War in Afghanistan has destroyed lives in a circle of violence. Continuous war for decades has resulted in breakdown of public health, security, and infrastructure.
Civilians have been killed by crossfire, IEDs, assassinations, bombings and raids. Statistics show that out of the 241,000 killed since 2001 in Afghanistan, more than 71,000 have been civilians. Unexploded ordnance, US cluster bombs continue to kill innocent civilians even to this day.
Afghanistan citizens also further suffer due to diseases from lack of clean drinking water. Children and women suffer from malnutrition. Lack of Health care has worsened the lives of common citizens. Poverty, Malnutrition, Poor Sanitation, lack of access to Health care is rampant across the war torn country.
Continues war has had huge impact on the mental health of Afghan citizens. Invisible wounds which are psychological in nature have long term impact. Two-thirds of Afghans suffer from mental health problems.
After nearly 20 years, the US is ending its presence in Afghanistan and leaving the country to the ill-equipped Afghan army and security forces. A US-allied government in the country must fend off advancing Taliban insurgents with whatever they have at hand. But peace talks must ensure development and infrastructure for the common man of Afghanistan.

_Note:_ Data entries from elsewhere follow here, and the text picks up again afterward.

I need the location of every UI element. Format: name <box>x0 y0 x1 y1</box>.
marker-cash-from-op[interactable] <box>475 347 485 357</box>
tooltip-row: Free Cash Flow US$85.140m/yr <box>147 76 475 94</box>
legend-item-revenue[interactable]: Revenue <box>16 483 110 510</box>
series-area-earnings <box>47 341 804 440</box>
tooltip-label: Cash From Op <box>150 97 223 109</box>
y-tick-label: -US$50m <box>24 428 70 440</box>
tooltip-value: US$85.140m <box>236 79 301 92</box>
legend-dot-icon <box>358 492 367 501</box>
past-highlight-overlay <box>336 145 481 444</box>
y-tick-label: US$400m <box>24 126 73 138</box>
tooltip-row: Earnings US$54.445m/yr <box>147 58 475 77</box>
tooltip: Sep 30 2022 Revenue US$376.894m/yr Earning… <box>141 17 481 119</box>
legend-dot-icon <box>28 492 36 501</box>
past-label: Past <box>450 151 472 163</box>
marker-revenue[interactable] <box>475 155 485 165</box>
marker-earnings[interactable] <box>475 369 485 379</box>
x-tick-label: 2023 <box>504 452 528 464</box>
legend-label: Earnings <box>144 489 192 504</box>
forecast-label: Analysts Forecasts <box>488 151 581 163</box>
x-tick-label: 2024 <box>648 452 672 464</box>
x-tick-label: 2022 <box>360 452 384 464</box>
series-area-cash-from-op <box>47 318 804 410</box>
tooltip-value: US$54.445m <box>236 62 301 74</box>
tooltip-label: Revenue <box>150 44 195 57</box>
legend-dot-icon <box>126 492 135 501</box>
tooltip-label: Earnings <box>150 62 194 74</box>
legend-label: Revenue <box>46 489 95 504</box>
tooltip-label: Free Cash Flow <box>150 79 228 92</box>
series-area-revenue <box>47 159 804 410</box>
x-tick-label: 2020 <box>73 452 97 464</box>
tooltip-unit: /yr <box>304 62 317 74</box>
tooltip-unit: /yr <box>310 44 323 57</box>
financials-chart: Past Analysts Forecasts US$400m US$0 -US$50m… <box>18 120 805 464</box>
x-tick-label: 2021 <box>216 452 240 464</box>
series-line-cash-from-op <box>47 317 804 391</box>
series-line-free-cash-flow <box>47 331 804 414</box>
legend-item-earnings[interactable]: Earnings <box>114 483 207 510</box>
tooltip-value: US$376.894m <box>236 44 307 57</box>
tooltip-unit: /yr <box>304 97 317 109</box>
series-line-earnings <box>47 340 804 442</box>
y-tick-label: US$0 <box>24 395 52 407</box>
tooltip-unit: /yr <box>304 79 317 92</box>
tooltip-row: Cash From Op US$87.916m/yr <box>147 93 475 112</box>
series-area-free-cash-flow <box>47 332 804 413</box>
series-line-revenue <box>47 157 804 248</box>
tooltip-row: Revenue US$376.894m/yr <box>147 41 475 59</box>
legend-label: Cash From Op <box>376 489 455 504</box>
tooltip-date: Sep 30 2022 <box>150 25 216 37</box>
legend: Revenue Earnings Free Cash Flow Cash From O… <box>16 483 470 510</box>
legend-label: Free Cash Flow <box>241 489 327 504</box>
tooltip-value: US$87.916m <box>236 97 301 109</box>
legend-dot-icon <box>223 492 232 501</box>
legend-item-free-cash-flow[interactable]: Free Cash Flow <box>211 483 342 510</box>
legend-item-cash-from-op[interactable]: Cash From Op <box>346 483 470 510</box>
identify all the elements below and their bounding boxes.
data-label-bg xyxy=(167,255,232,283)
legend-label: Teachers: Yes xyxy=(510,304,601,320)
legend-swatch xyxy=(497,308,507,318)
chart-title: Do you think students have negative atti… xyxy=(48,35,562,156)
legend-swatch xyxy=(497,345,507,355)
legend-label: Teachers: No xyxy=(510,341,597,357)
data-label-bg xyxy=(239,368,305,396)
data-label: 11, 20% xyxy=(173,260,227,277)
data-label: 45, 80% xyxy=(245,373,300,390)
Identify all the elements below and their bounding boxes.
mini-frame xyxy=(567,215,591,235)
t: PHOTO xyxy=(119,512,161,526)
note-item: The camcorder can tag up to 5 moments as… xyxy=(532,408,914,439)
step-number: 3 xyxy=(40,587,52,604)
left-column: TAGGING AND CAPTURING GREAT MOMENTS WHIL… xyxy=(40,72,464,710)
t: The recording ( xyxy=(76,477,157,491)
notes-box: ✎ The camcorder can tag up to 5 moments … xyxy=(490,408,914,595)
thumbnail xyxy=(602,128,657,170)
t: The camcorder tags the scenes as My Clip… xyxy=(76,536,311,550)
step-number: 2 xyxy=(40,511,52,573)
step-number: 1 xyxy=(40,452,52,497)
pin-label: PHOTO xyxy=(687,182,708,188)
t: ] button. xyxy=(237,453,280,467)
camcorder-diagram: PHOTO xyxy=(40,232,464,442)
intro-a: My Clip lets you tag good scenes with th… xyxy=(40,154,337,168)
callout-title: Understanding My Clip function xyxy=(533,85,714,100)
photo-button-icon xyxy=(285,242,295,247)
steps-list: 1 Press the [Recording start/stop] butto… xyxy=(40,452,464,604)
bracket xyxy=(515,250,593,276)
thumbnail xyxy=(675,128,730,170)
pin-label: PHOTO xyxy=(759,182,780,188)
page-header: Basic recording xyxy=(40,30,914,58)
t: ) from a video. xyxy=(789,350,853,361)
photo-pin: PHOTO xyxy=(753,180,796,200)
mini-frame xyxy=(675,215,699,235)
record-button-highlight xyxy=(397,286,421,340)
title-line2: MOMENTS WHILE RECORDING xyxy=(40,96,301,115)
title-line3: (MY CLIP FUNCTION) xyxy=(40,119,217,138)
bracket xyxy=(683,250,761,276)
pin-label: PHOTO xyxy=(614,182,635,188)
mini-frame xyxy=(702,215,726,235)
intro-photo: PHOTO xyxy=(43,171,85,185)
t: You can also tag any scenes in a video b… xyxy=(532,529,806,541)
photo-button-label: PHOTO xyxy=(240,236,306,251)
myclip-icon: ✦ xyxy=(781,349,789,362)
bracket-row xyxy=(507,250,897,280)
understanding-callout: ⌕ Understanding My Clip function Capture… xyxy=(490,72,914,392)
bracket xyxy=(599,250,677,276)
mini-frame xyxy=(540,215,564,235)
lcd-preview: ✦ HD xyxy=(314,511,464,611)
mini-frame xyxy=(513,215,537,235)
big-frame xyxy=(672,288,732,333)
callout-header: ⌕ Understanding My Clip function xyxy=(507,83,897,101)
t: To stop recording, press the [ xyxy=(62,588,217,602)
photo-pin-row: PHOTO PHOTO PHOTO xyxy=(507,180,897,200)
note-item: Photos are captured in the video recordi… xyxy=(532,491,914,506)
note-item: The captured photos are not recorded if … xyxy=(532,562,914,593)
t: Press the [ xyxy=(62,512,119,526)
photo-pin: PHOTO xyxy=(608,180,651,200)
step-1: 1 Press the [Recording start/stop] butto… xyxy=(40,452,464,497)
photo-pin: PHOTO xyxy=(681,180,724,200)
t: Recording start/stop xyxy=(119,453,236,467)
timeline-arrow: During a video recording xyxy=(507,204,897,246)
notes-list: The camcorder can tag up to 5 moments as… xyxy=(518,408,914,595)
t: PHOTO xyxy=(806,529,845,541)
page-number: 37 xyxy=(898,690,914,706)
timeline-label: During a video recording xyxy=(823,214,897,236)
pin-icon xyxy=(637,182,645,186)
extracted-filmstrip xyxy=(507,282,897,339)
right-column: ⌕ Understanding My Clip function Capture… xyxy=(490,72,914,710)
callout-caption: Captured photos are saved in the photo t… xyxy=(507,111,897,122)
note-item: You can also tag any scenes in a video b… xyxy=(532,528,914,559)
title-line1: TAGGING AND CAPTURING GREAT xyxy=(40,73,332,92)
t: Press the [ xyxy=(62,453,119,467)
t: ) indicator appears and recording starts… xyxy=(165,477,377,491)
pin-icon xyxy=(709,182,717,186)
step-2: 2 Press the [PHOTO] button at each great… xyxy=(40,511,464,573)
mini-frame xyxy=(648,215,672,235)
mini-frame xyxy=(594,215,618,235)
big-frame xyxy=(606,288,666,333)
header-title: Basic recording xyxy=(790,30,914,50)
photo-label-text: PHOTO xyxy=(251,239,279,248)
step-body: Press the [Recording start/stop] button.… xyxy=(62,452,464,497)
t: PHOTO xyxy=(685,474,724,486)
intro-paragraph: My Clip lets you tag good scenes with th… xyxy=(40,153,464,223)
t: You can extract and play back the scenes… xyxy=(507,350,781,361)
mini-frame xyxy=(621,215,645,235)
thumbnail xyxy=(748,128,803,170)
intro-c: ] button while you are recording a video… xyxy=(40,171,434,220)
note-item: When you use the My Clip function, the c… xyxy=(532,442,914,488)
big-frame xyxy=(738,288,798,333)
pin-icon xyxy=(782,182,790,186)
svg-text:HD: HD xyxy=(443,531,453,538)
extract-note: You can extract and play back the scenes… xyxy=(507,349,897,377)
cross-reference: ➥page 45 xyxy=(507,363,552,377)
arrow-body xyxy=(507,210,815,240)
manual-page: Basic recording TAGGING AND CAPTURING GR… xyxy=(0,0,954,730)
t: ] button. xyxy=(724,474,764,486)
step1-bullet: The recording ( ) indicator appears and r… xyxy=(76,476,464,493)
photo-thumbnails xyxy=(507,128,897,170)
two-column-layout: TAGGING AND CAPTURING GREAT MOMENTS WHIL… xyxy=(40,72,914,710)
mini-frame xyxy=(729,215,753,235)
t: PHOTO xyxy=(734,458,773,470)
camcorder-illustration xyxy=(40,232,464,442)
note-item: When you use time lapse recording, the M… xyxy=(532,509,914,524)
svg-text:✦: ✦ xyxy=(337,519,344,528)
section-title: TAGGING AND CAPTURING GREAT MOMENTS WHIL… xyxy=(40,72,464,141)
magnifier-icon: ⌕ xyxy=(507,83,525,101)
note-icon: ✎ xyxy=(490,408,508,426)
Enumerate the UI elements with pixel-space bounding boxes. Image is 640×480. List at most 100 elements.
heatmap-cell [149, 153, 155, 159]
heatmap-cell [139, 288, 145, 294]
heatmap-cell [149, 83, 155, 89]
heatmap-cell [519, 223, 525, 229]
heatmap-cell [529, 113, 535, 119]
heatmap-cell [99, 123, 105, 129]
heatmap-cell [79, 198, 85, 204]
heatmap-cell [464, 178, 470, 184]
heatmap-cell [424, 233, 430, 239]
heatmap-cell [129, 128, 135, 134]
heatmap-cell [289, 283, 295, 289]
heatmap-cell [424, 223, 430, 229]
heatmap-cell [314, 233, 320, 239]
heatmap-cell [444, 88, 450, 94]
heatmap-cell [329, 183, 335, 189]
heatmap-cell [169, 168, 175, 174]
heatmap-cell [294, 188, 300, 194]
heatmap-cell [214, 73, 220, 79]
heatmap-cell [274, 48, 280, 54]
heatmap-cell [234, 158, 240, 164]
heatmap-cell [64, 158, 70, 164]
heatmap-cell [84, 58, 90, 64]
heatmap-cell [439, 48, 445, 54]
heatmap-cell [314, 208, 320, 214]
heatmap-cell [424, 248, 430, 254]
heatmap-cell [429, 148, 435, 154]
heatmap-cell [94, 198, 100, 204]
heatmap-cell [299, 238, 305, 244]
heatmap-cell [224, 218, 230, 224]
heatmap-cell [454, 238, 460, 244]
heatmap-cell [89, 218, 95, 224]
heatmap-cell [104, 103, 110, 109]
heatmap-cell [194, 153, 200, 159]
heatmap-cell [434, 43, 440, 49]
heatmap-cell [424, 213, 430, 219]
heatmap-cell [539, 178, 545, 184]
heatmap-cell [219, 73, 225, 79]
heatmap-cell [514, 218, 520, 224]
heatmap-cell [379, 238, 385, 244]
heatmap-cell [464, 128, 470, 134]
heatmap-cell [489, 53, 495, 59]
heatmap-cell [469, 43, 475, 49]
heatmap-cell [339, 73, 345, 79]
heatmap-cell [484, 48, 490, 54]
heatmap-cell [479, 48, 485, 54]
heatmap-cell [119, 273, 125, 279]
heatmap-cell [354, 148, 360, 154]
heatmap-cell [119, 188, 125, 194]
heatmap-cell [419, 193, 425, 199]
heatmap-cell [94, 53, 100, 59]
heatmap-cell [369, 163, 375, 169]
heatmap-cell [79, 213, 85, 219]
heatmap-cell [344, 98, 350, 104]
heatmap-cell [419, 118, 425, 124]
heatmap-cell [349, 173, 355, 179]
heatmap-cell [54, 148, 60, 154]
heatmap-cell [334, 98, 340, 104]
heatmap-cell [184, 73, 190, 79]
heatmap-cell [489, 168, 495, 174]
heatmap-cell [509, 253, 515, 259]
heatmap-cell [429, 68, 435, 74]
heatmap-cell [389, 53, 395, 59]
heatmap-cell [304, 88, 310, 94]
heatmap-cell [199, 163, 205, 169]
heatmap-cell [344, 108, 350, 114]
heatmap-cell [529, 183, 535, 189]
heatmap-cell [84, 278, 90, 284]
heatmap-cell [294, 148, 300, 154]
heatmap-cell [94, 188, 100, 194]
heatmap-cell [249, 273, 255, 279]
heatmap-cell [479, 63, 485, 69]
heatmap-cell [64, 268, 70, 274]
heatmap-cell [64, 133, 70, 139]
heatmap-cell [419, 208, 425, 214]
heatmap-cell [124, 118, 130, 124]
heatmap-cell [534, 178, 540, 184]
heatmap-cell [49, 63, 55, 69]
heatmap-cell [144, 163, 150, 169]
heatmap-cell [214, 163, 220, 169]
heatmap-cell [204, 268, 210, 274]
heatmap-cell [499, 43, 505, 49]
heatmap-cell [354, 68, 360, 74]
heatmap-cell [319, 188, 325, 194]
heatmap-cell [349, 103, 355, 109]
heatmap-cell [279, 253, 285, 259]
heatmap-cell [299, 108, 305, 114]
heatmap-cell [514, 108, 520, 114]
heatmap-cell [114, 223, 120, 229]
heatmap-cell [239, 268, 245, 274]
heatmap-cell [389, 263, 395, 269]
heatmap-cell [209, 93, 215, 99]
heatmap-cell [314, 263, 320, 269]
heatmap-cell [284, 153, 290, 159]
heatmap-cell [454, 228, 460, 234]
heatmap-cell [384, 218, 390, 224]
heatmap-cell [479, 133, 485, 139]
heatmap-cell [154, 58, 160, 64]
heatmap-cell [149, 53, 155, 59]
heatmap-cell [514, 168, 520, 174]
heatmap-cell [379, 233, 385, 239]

Rise of Taliban shows a Bleak Future
Even as the U.S. general leading the war in Afghanistan, Austin Miller has relinquished command and left Afghanistan, the fighting between the Taliban and the govt forces has been raging in many parts of the nation.
More Afghans are likely to flee their homes due to escalating violence. The exodus within the nation and outside has forced the landlocked nation on the brink of a humanitarian crisis while efforts to initiate talks are on, the govt forces continue to stage a spirited fightback and inflict heavy casualties to the Taliban.
The real impact of the Afghan war as it engulfs more and more areas is clearly evident in these visuals…..in many areas the main sufferers are the Afghan people, families, women and children.
U.N. High Commissioner for Refugees has said that an estimated 270,000 Afghans had been newly displaced inside the country since January, bringing the total population forced from their homes to more than 3.5 million.
More than 12,000 Afghan families have fled their homes in Kunduz province as Taliban insurgents and government forces battled for control of the southern fringes of the capital city. Displaced families living in tents in Kunduz city said they are in dire need of food and other relief.
Meanwhile, Former Afghan President Hamid Karzai said on Tuesday that serious peace talks will begin soon in the country and urged the government not to waste opportunities for peace.